Wheeler Holly Preserve

Barnstable Land Trust has purchased the nearly 10-acre Wheeler family property at 150 and 178 Wheeler Road in Marstons Mills.

We did it! Thanks to support from the community, the Wheeler Holly Preserve in Marstons Mills is conserved in perpetuity. Barnstable Land Trust closed on the property in late June 2024 and recorded a conservation restriction that will protect the land forever. Support from the town, state, private foundations, and generous BLT members, enabled a successful $2 million fundraising campaign to ensure these 10 acres of high conservation value land will remain safeguarded. 

Acquisition of the property expands an important contiguous natural wildlife corridor and protects a diverse ecosystem rich with historic American Holly. Wildlife will continue to find refuge and sustenance in these woods and the pond front will be protected.  Community support was instrumental in making this conservation effort a success. Your generous donations ensured the protection of this historic property forever. Thank you.  The next step in our vision includes a short public-access loop trail accessible from Fuller Farm, navigating through woodlands, bogs, and fields. The existing house will become home to BLT staff and property caretakers. In addition, the historic hollies will be managed through partnerships with local tree experts.  

We look forward to seeing you out on the trails! 

Rachel Jones

Conservation Value

As the Wheeler property shares a 600-foot boundary with Fuller Farm, purchase of the property expands the natural area extending from Fuller Farm to Danforth Recreation Area on Race Lane, which itself connects to the Cape Cod Airfield and the West Barnstable Conservation Area.

The Wheeler parcel is thickly wooded with pitch pine, white pine, white and black oak, American holly and American beech, and an understory of black huckleberry, blueberry, wintergreen, field grasses and wild sarsaparilla.

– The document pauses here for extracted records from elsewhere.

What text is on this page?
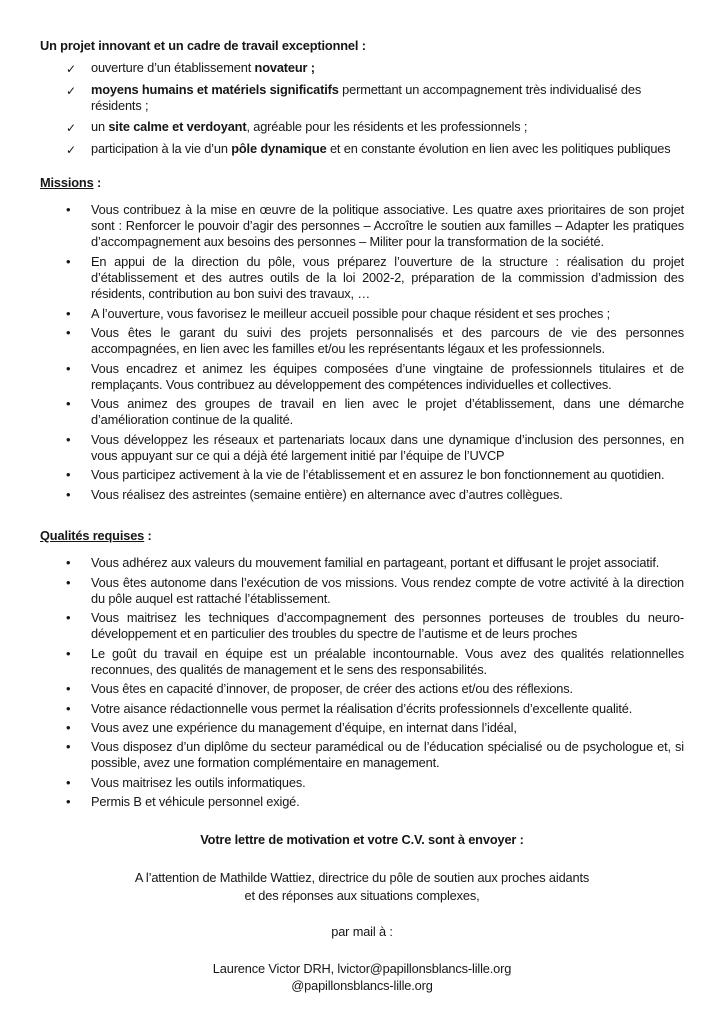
Un projet innovant et un cadre de travail exceptionnel :

✓	ouverture d’un établissement novateur ;
✓	moyens humains et matériels significatifs permettant un accompagnement très individualisé des résidents ;
✓	un site calme et verdoyant, agréable pour les résidents et les professionnels ;
✓	participation à la vie d’un pôle dynamique et en constante évolution en lien avec les politiques publiques

Missions :

•	Vous contribuez à la mise en œuvre de la politique associative. Les quatre axes prioritaires de son projet sont : Renforcer le pouvoir d’agir des personnes – Accroître le soutien aux familles – Adapter les pratiques d’accompagnement aux besoins des personnes – Militer pour la transformation de la société.
•	En appui de la direction du pôle, vous préparez l’ouverture de la structure : réalisation du projet d’établissement et des autres outils de la loi 2002-2, préparation de la commission d’admission des résidents, contribution au bon suivi des travaux, …
•	A l’ouverture, vous favorisez le meilleur accueil possible pour chaque résident et ses proches ;
•	Vous êtes le garant du suivi des projets personnalisés et des parcours de vie des personnes accompagnées, en lien avec les familles et/ou les représentants légaux et les professionnels.
•	Vous encadrez et animez les équipes composées d’une vingtaine de professionnels titulaires et de remplaçants. Vous contribuez au développement des compétences individuelles et collectives.
•	Vous animez des groupes de travail en lien avec le projet d’établissement, dans une démarche d’amélioration continue de la qualité.
•	Vous développez les réseaux et partenariats locaux dans une dynamique d’inclusion des personnes, en vous appuyant sur ce qui a déjà été largement initié par l’équipe de l’UVCP
•	Vous participez activement à la vie de l’établissement et en assurez le bon fonctionnement au quotidien.
•	Vous réalisez des astreintes (semaine entière) en alternance avec d’autres collègues.

Qualités requises :

•	Vous adhérez aux valeurs du mouvement familial en partageant, portant et diffusant le projet associatif.
•	Vous êtes autonome dans l’exécution de vos missions. Vous rendez compte de votre activité à la direction du pôle auquel est rattaché l’établissement.
•	Vous maitrisez les techniques d’accompagnement des personnes porteuses de troubles du neuro-développement et en particulier des troubles du spectre de l’autisme et de leurs proches
•	Le goût du travail en équipe est un préalable incontournable. Vous avez des qualités relationnelles reconnues, des qualités de management et le sens des responsabilités.
•	Vous êtes en capacité d’innover, de proposer, de créer des actions et/ou des réflexions.
•	Votre aisance rédactionnelle vous permet la réalisation d’écrits professionnels d’excellente qualité.
•	Vous avez une expérience du management d’équipe, en internat dans l’idéal,
•	Vous disposez d’un diplôme du secteur paramédical ou de l’éducation spécialisé ou de psychologue et, si possible, avez une formation complémentaire en management.
•	Vous maitrisez les outils informatiques.
•	Permis B et véhicule personnel exigé.

Votre lettre de motivation et votre C.V. sont à envoyer :

A l’attention de Mathilde Wattiez, directrice du pôle de soutien aux proches aidants
et des réponses aux situations complexes,

par mail à :

Laurence Victor DRH, lvictor@papillonsblancs-lille.org
@papillonsblancs-lille.org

Deer, fox, raccoon, turkey, songbirds, and coyote all shelter and feed in the woods.

One of the first 21st century bald eagle nests on Cape Cod is located at the head of Mystic Lake, about a half-mile west from the Wheeler parcel, owing to the rich fish/food resources of the area.

Link to Wildlife Corridor

Doug Lyons

The Wheeler property has almost 600 feet of frontage on Middle Pond, the spawning ground for Barnstable’s most prolific anadromous fish run (alewives and blueback herring) coming up through the Marstons Mills River from Nantucket Sound.

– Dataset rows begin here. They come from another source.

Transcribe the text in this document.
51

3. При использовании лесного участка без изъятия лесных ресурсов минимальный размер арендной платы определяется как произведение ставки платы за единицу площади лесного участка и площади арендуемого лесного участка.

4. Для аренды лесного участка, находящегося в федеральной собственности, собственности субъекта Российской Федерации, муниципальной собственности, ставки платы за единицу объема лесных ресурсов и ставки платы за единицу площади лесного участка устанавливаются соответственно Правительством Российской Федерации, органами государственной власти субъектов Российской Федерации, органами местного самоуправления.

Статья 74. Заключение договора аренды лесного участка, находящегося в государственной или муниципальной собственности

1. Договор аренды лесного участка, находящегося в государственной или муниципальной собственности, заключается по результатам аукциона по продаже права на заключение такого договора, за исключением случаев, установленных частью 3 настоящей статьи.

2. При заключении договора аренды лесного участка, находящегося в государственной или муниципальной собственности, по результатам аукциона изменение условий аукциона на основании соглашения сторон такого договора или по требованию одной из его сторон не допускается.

The cove protected by Fuller Farm and the Wheeler land is called Turtle Cove, after the resident painted turtles, and is itself a major spawning area.

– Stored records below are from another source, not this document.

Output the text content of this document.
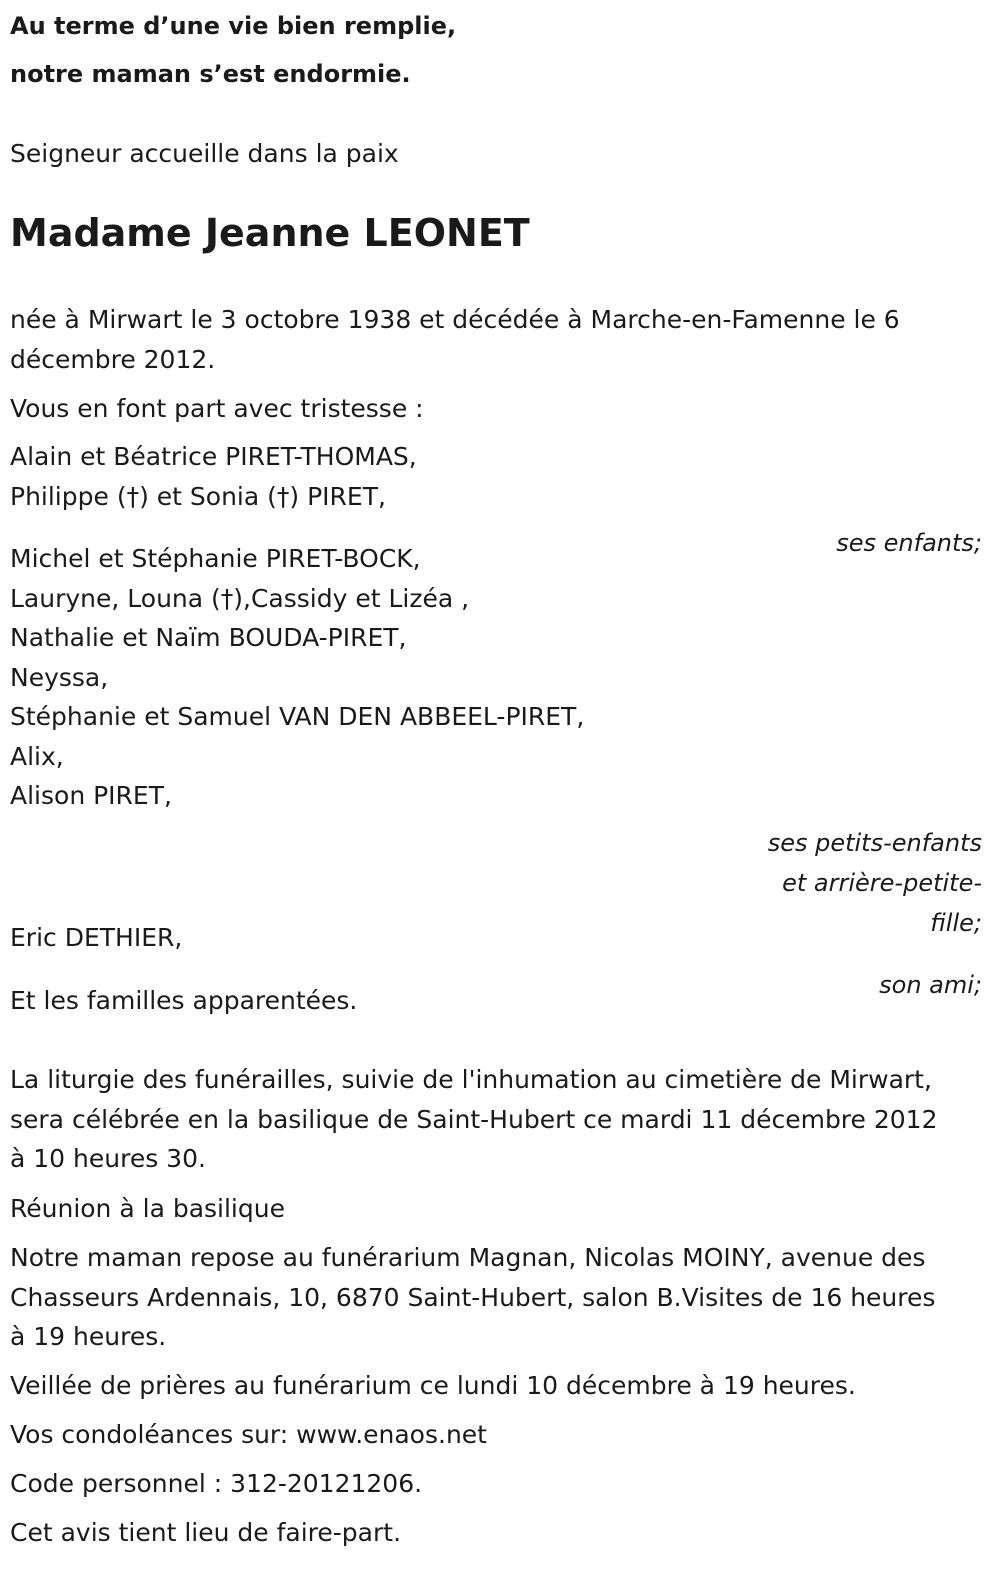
Au terme d’une vie bien remplie,

notre maman s’est endormie.

Seigneur accueille dans la paix

Madame Jeanne LEONET

née à Mirwart le 3 octobre 1938 et décédée à Marche-en-Famenne le 6 décembre 2012.

Vous en font part avec tristesse :

Alain et Béatrice PIRET-THOMAS,

Philippe (†) et Sonia (†) PIRET,

ses enfants;

Michel et Stéphanie PIRET-BOCK,

Lauryne, Louna (†),Cassidy et Lizéa ,

Nathalie et Naïm BOUDA-PIRET,

Neyssa,

Stéphanie et Samuel VAN DEN ABBEEL-PIRET,

Alix,

Alison PIRET,

ses petits-enfants

et arrière-petite-

fille;

Eric DETHIER,

son ami;

Et les familles apparentées.

La liturgie des funérailles, suivie de l'inhumation au cimetière de Mirwart,

sera célébrée en la basilique de Saint-Hubert ce mardi 11 décembre 2012

à 10 heures 30.

Réunion à la basilique

Notre maman repose au funérarium Magnan, Nicolas MOINY, avenue des

Chasseurs Ardennais, 10, 6870 Saint-Hubert, salon B.Visites de 16 heures

à 19 heures.

Veillée de prières au funérarium ce lundi 10 décembre à 19 heures.

Vos condoléances sur: www.enaos.net

Code personnel : 312-20121206.

Cet avis tient lieu de faire-part.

Preserving this property from becoming a 4-lot housing development allows us to ensure the protection of the endangered species (freshwater mussels and aquatic plants) that make their home on the shoreline of Middle Pond.

Further, it prevents the addition of nutrients to Middle Pond that would be allowed by new septic systems if developed into housing.

Water & Endangered Species Protection

Michael Brokenshire

Vision

Trail Connection

Our vision includes a loop trail accessible to the public from parking at Fuller Farm. The trail would navigate woodland, bog, and field on Fuller Farm and provide a view of Middle Pond from a bench in the Wheeler woods.

Provide Housing for Staff/Caretaker

Barnstable Land Trust will maintain the house and rent it to staff who can serve as property caretakers in return for below-market rent.

Rachel Jones

Maintain Historic Hollies

The property has a rich history and BLT intends to steward the land to protect its thriving and historic holly trees.  

Wilfrid Wheeler Jr. (known as Boysie), an arborist long associated with Bartlett Tree Experts, purchased the almost ten acres of undeveloped land after the Hurricane of 1938, calling the property Windrift. Boysie and his wife Dorothy planted trees and perennials around a simple Cape cottage. 

Prominent among the trees brought to Windrift were varieties of the American Holly, Ilex opaca, cultivated by Boysie’s father, Wilfrid Wheeler Sr. A farmer and esteemed horticulturalist, Wilfrid Sr. sought to preserve this native tree, which he collected and propagated at his Ashumet Farm in Falmouth. 

At Windrift, the family faithfully tended the hollies with the help of Bartlett Tree. Led by Boysie’s son Richard, the Wheelers have sold Cape Cod American Holly to retailers in Massachusetts and New York during the winter holidays for the past 30 years. 

BLT’s purchase of the property will forever protect this historic holly legacy.